Its core glowed from within, faintly by dryback standards but bright as day to Lenie Clarke: a walled, claustrophobic cluster of refitted skyscrapers in an abandoned wasteland of suburbs and commercial zones. The static field was obvious by inference. The new buildings and the grafted retrofits, the galls of living space wedged into the gaps between buildings—all extended to the inner edge of the field and no further. Like metastasis constrained under glass, Sudbury had grown into a hemisphere.
They cut through from the east. Clarke’s diveskin squirmed in the field like a slug in a flame. Charged air transformed the rotors into whirling vortices of brilliant blue sparks. She found the effect oddly nostalgic; it seemed almost bioluminescent, like microbes fluorescing in the heat of a deep-sea vent. For a moment she could pretend that some airborne variant of Saint Elmo’s Fire trailed from those spinning blades.

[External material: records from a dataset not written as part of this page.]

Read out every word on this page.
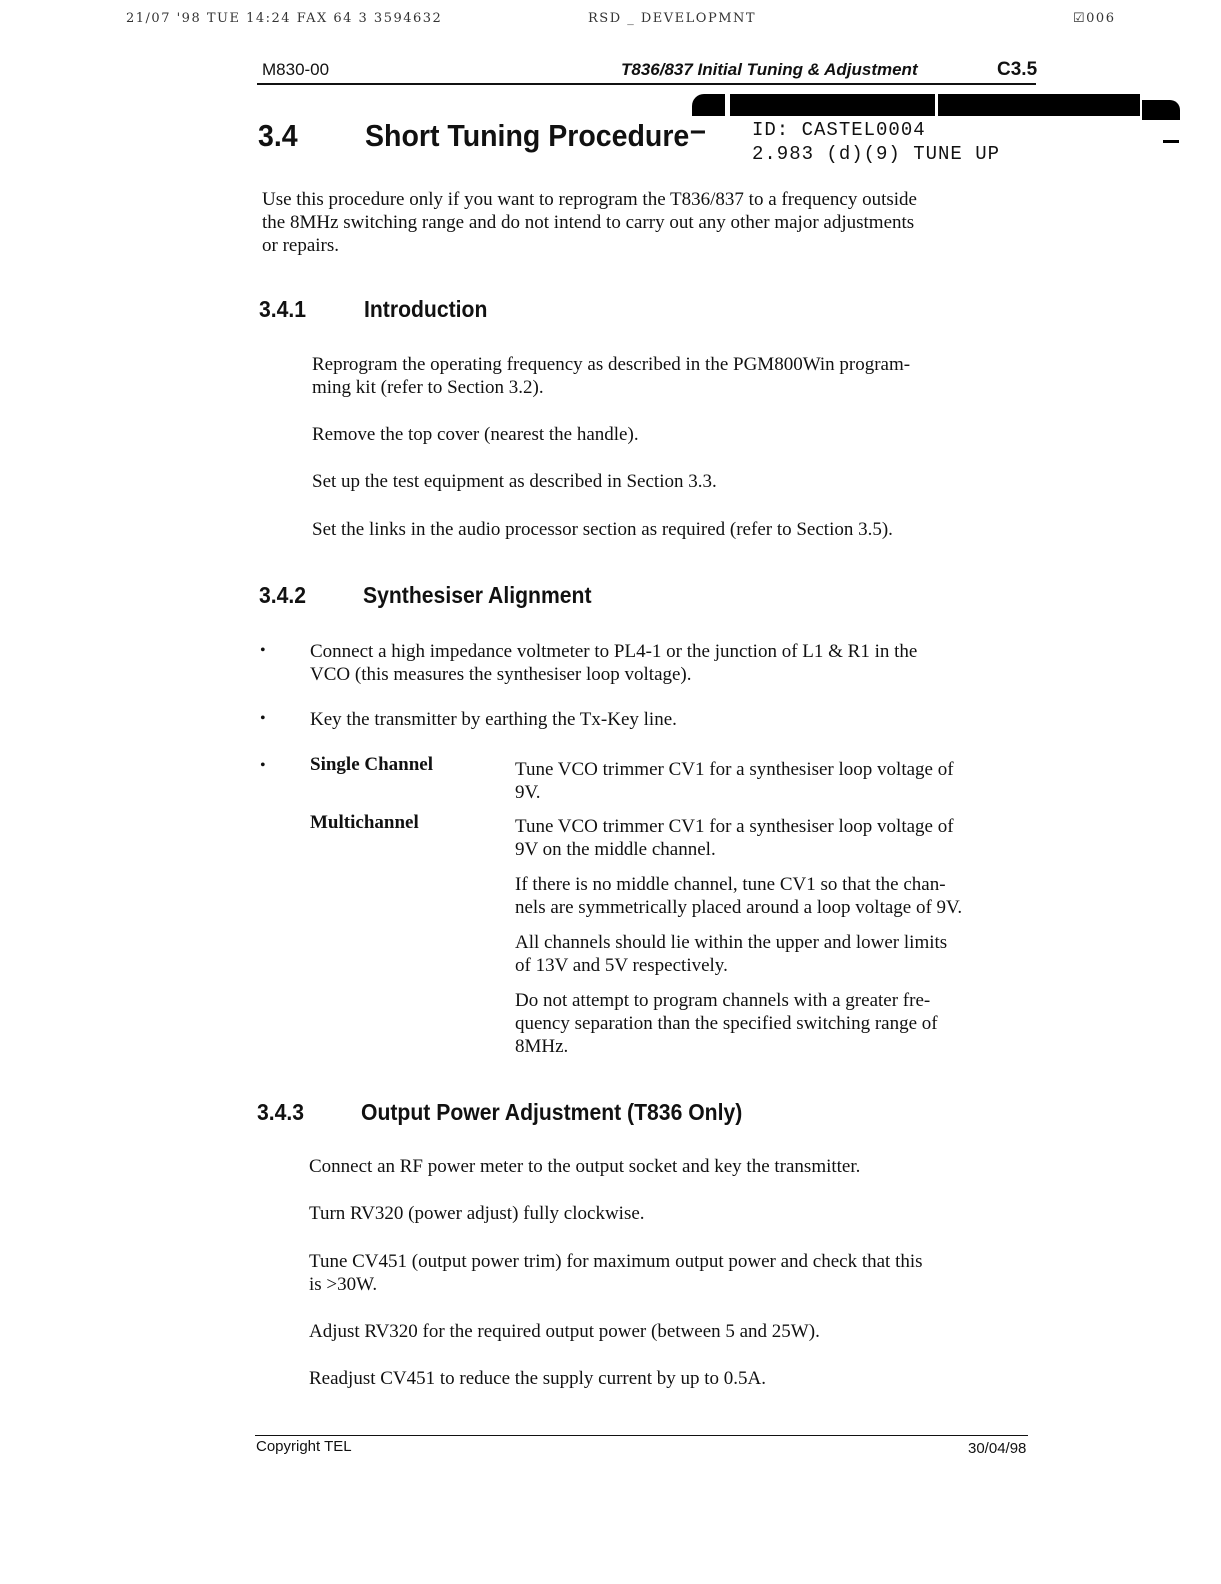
21/07 '98 TUE 14:24 FAX 64 3 3594632	RSD _ DEVELOPMNT	☑006
M830-00	T836/837 Initial Tuning & Adjustment	C3.5
3.4 Short Tuning Procedure – ID: CASTEL0004
2.983 (d)(9) TUNE UP
Use this procedure only if you want to reprogram the T836/837 to a frequency outside
the 8MHz switching range and do not intend to carry out any other major adjustments
or repairs.
3.4.1	Introduction
Reprogram the operating frequency as described in the PGM800Win program-
ming kit (refer to Section 3.2).
Remove the top cover (nearest the handle).
Set up the test equipment as described in Section 3.3.
Set the links in the audio processor section as required (refer to Section 3.5).
3.4.2 Synthesiser Alignment
• Connect a high impedance voltmeter to PL4-1 or the junction of L1 & R1 in the
VCO (this measures the synthesiser loop voltage).
• Key the transmitter by earthing the Tx-Key line.
• Single Channel	Tune VCO trimmer CV1 for a synthesiser loop voltage of
9V.
Multichannel	Tune VCO trimmer CV1 for a synthesiser loop voltage of
9V on the middle channel.
If there is no middle channel, tune CV1 so that the chan-
nels are symmetrically placed around a loop voltage of 9V.
All channels should lie within the upper and lower limits
of 13V and 5V respectively.
Do not attempt to program channels with a greater fre-
quency separation than the specified switching range of
8MHz.
3.4.3 Output Power Adjustment (T836 Only)
Connect an RF power meter to the output socket and key the transmitter.
Turn RV320 (power adjust) fully clockwise.
Tune CV451 (output power trim) for maximum output power and check that this
is >30W.
Adjust RV320 for the required output power (between 5 and 25W).
Readjust CV451 to reduce the supply current by up to 0.5A.
Copyright TEL	30/04/98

But only for a moment. There was only one microorganism up here worth mentioning, and it was anything but luminous.
Then they were through, sniffing westward through the upper reaches of the Sudbury core. City canyon walls loomed close on either side. Sheet lightning sparked and flickered along the strip of sky overhead. Far below, intermittently eclipsed by new construction, some vestigial rapitrans line ran along the canyon floor like a taut copper thread.
She resumed loading clips from the open backpack at her feet. Lubin had toured her through the procedure somewhere over Georgian Bay. Each clip contained a dozen slug grenades, color-coded by function: flash, gas, shipworm, clusterfuck. They went into the belt-and-holster arrangement draped over her thigh.
Lubin spared a prosthetic glance. “Don’t forget to seal that pack when you’re done. How’s your tape?”
She undid her top and checked the diveskin beneath. A broad X of semipermeable tape blocked off the electrolysis intake. “Still sticking.” She zipped the dryback disguise back into place. “Doesn’t this low-altitude stuff bother the local authorities?”
“Not those authorities.” His tone evoked the image of blind eyes, turning. Evidently derms and antidotes and gutted bodies bought more than mere transportation. Clarke didn’t push the issue. She slid one last cartridge home and turned her attention forward.
A couple of blocks ahead, the canyon ended in open space.
“So that’s where he is,” she murmured. Lubin throttled back so that they were barely drifting forward.
It spread out before their approach like a great dark coliseum, a clear zone carved from the claustrophobic architecture. Lubin brought the Sikorsky-Bell to a dead stop three hundred meters up, just short of that perimeter.
It was a walled moat, two blocks on a side. A lone skyscraper—a fluted, multifaceted tower—rose from its center. A ghostly crown of blue lights glowed dimly from the roof; everything else was dead and dark, sixty-five floors with not so much as a pane alight. Patchwork foundations scarred the empty ground on all sides, the footprints of demolished buildings that had crowded the neighborhood back in happier times.